What else should we know about how you took your side hustle and scaled it up into what it is today?
I started baking fun and unique cookies, which is what led to me opening my first business Cookie Confidential, while I was a bartender/bar manager. It was a fun side hustle, and for me, a great way to use my creativity to make some extra money. As a high school drop out there weren’t too many industries outside of the bar/restaurants world where someone like me had the chance of rising to a managerial position, but, there wasn’t much creativity in that world either. Baking and cooking let me express that creative side. When I first opened my bakery, I did it with money I’d saved over a year of bartending double shifts, and a credit card with (I think) a $3000 limit. It wasn’t much, and it was bare bones and basic, but it was what I had and I made it work. Over the 5 years I had that business, I continued to work as a bartender so that I could put every dollar the shop made back into growing it. When I sold Cookie Confidential in 2015, I was fortunate to have accumulated a decent amount of equipment, which left me with a nice bit of capital to start Vellum Street. Vellum Street itself was a side hustle for the first 5 years of its life, until I finally quit my full time in October of 2020 to give it my full attention.
Any insights you can share with us about how you built up your social media presence?

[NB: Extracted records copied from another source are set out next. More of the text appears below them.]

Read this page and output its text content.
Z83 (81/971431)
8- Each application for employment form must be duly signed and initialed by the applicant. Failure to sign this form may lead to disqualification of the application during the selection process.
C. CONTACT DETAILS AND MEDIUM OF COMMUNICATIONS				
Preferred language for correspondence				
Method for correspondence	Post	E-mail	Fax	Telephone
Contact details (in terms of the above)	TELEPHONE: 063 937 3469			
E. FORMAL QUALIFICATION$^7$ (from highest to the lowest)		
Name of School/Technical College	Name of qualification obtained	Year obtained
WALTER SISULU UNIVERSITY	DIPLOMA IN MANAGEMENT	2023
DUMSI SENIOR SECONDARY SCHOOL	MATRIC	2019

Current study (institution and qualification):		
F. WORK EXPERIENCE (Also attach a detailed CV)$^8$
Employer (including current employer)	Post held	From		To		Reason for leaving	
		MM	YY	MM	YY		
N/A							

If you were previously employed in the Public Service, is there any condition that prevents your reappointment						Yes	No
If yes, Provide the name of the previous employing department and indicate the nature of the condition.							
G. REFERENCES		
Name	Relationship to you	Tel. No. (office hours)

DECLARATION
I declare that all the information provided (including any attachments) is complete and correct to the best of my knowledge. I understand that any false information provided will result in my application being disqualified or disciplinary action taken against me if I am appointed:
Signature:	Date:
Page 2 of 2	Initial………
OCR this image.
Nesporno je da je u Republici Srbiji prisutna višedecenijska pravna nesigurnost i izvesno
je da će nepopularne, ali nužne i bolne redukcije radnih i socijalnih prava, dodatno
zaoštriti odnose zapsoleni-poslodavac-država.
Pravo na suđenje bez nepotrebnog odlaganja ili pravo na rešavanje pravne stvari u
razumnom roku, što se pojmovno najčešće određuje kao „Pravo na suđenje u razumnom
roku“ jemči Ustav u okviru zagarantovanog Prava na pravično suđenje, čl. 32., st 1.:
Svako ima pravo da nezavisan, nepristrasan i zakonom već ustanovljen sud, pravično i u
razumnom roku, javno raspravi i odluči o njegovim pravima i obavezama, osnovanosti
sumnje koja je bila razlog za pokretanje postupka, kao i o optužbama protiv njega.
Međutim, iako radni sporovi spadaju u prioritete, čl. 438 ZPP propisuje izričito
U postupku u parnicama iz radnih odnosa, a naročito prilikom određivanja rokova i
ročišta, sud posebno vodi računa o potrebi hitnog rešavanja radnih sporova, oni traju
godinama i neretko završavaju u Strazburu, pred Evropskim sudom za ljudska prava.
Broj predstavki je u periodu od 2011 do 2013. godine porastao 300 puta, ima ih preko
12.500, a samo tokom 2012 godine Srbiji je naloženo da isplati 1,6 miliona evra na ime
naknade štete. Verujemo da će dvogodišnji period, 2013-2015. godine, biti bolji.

Social media is a trip! Instagram launched the same month as I opened my first business, and it wasn’t nearly what it is today. We used it occasionally, but back then it didn’t really have the power to drive business like it does now. For Vellum Street, IG is really important for our growth. New customers find us regularly via that platform. I fount the best strategy has been consistency and honesty. We never do the hard sell, I don’t like to be “sold” to, and I don’t thing our customer does either. I try to offer our followers informative and light hearted posts, and let my personality shine through. I think it has helped build the trust that my customers have in me, and gotten them to take a risk on a product from a small brand that they may not have tried otherwise.